Optimal energy management of a renewable microgrid integrating water supply systems

The interdependence between the power grid and water supply system (WSS) provides opportunities for energy conservation. However, the existing water supply flexibility has not been fully developed, resulting in an unsatisfactory effect. To address the problem, this paper proposes an optimal energy management strategy for a renewable microgrid (MG) integrating WSSs. First, a novel supply model that evaluates the interdependence between the large WSS and several islanded sub-systems, hydraulic stability, and desalination characteristic is established, in order to reduce the hydraulic coupling constraints and ensure water supply safety. To achieve an optimal performance of the MG integrating WSSs, a novel two-stage dispatching method is designed, where the day-head decisions fully consider the real-time power fluctuation, and the real-time stage corrects renewable generation deviation and supports external grid.
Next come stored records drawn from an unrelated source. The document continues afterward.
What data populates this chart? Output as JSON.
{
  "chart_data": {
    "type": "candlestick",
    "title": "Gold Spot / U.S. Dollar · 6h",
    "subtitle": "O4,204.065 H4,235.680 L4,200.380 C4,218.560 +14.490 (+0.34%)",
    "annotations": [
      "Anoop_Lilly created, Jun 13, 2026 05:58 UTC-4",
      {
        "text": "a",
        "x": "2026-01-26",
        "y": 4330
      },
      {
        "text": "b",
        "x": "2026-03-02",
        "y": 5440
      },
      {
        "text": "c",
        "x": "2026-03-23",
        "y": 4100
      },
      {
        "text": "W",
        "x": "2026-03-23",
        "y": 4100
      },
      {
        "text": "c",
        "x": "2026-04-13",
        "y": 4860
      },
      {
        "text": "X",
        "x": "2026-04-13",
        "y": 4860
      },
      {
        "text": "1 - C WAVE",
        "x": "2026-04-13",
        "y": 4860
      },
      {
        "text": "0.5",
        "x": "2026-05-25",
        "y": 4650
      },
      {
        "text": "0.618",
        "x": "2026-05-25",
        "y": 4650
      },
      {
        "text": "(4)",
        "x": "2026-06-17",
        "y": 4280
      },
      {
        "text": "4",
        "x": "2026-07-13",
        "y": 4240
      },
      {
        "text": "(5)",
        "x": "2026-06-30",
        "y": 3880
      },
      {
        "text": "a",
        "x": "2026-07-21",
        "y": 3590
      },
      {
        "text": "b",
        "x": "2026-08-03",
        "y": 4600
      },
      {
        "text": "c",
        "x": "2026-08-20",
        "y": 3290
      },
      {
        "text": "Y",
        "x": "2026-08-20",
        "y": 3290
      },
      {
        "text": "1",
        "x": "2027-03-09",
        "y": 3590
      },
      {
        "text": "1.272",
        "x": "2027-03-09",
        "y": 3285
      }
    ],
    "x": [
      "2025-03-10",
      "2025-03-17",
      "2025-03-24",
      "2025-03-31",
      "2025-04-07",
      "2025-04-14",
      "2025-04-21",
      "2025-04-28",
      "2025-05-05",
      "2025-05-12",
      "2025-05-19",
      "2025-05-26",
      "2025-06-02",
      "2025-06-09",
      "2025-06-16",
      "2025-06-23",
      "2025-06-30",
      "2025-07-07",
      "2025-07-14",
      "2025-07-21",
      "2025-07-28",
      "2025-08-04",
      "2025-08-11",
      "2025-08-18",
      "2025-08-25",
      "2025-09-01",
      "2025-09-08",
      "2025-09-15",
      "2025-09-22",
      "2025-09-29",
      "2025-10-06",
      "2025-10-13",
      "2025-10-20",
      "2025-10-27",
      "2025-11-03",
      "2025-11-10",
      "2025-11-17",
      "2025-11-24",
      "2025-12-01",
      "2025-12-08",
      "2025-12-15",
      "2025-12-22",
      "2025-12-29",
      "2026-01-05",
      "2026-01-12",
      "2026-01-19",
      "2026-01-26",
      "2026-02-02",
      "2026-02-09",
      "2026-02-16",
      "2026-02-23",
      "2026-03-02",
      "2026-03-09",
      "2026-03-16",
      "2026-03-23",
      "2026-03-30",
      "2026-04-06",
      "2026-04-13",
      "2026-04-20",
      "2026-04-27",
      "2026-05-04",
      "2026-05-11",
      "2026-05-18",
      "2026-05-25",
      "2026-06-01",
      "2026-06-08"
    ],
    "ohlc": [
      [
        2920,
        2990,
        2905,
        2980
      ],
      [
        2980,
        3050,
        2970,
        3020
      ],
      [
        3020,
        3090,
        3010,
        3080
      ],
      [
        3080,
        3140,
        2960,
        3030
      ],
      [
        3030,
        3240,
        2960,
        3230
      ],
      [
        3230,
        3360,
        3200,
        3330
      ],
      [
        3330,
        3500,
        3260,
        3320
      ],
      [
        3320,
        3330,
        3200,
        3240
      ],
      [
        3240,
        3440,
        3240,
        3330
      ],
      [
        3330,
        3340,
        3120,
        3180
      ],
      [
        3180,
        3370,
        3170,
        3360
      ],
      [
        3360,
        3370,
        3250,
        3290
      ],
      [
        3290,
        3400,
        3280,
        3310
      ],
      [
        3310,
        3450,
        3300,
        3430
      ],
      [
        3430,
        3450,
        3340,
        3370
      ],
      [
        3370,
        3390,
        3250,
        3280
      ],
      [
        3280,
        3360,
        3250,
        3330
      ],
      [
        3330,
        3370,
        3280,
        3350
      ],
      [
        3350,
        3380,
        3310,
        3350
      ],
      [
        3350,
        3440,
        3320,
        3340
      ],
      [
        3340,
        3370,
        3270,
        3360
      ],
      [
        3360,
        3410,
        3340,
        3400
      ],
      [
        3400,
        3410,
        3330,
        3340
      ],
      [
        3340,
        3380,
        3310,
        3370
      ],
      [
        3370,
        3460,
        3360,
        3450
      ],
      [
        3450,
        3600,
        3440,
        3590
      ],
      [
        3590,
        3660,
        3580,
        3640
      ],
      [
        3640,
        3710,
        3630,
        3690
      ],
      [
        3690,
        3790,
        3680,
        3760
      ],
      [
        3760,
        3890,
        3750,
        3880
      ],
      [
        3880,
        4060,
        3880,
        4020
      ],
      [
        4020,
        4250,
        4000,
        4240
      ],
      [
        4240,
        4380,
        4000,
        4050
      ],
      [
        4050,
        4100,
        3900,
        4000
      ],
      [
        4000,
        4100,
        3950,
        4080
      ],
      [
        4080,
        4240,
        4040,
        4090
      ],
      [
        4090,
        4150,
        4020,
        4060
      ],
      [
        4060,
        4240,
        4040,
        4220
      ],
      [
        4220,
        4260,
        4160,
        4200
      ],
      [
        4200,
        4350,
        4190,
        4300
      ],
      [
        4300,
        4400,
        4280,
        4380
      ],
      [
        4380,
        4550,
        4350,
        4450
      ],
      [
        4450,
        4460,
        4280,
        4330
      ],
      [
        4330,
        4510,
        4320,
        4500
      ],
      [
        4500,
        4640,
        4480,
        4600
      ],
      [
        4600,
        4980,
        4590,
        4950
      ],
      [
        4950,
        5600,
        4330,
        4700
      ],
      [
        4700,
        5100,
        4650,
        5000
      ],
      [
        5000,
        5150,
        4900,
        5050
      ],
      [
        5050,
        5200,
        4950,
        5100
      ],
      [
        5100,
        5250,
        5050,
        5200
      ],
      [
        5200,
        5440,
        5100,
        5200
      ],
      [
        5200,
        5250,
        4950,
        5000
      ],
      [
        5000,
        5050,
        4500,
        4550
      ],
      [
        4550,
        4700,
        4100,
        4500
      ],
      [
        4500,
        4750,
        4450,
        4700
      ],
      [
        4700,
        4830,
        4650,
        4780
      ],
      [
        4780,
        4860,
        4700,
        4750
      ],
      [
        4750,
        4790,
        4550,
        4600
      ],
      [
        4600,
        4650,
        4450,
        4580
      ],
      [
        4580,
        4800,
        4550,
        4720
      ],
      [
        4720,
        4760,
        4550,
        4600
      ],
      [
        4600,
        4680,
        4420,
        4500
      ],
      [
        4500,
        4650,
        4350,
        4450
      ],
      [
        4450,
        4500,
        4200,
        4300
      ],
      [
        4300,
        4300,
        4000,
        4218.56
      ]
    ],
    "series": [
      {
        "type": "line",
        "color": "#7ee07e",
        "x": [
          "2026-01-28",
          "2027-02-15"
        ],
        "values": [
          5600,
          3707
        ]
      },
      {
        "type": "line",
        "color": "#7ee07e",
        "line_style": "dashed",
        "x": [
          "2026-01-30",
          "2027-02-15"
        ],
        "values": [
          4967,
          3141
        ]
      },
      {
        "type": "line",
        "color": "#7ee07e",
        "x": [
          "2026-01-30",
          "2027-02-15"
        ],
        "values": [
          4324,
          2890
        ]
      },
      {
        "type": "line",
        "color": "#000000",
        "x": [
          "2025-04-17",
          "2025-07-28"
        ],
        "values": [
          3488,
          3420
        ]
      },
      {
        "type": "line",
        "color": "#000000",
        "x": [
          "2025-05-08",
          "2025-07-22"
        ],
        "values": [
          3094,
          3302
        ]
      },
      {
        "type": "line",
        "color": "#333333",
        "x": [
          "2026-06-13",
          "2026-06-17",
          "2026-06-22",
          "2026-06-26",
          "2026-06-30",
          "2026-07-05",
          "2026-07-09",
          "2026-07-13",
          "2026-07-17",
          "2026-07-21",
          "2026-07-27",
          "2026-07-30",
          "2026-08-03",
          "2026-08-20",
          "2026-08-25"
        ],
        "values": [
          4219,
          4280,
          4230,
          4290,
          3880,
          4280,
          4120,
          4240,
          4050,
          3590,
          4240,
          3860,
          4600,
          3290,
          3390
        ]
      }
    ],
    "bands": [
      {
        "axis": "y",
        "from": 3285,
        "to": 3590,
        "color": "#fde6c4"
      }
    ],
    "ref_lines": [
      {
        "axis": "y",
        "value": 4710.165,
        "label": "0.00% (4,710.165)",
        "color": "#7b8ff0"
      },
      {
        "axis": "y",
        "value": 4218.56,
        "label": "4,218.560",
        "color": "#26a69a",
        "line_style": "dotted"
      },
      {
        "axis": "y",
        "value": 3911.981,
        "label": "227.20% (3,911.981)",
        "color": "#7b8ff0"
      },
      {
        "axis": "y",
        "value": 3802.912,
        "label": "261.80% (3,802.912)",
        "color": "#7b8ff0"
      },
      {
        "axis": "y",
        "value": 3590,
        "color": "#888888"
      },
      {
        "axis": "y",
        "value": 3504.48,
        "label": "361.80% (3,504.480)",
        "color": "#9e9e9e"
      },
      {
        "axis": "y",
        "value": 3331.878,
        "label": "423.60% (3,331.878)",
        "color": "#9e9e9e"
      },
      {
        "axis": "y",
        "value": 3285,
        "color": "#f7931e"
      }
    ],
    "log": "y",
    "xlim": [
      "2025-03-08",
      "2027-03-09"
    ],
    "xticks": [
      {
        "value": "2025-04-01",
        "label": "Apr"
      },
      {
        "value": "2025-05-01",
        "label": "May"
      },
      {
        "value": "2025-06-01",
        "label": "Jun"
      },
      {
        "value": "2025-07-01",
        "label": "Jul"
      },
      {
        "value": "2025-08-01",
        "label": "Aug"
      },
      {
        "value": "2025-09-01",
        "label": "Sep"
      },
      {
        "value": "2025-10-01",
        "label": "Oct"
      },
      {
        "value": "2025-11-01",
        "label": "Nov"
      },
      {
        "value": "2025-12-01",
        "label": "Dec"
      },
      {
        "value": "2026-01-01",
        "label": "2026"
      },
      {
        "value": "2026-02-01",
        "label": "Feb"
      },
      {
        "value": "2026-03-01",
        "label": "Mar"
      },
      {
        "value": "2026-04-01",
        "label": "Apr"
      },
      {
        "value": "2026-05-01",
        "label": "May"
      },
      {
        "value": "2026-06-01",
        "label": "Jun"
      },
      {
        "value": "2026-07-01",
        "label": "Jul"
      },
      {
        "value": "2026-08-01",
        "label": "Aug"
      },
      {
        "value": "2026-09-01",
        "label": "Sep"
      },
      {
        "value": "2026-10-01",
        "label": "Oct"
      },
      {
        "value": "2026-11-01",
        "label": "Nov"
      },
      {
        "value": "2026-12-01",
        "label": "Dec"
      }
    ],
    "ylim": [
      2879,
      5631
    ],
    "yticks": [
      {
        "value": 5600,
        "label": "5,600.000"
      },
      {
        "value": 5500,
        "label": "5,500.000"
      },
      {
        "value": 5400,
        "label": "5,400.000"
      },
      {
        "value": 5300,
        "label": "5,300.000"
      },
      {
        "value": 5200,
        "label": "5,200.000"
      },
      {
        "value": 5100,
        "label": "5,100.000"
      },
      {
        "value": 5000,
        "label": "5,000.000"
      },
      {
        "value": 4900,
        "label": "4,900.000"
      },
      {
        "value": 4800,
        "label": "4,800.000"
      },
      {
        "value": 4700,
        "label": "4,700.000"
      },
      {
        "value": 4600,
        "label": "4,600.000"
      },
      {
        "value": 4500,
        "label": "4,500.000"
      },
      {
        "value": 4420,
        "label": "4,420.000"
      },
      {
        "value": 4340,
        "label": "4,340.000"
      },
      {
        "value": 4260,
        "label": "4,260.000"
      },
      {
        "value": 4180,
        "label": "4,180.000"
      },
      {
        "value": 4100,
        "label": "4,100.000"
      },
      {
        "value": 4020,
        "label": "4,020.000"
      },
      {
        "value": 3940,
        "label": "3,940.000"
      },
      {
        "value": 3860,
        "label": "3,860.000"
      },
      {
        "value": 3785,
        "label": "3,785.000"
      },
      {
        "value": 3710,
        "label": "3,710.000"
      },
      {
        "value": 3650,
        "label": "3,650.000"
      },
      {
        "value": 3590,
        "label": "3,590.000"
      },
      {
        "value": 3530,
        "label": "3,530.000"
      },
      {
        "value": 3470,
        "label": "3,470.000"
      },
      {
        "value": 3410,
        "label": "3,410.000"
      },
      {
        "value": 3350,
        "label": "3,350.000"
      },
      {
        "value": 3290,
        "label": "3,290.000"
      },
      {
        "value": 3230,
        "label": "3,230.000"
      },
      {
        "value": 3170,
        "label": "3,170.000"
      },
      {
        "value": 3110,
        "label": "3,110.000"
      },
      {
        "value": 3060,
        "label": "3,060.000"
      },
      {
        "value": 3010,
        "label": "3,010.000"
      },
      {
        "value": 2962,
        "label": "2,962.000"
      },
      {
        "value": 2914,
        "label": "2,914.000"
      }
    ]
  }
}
Additionally, a two-stage algorithm is proposed to efficiently solve the scheduling problem. Simulation studies on a MG integrating WSSs indicate the proposed energy management strategy can reduce the water supply loss by 5.2%, and improve the MG economy by 19.5%, while supporting the external grid (EG).

Automated summary

The paper proposes an optimal energy management strategy for a renewable microgrid integrating water supply systems, with a new supply model and two-stage dispatching method designed to optimize the microgrid's performance and efficiency while efficiently solving scheduling issues.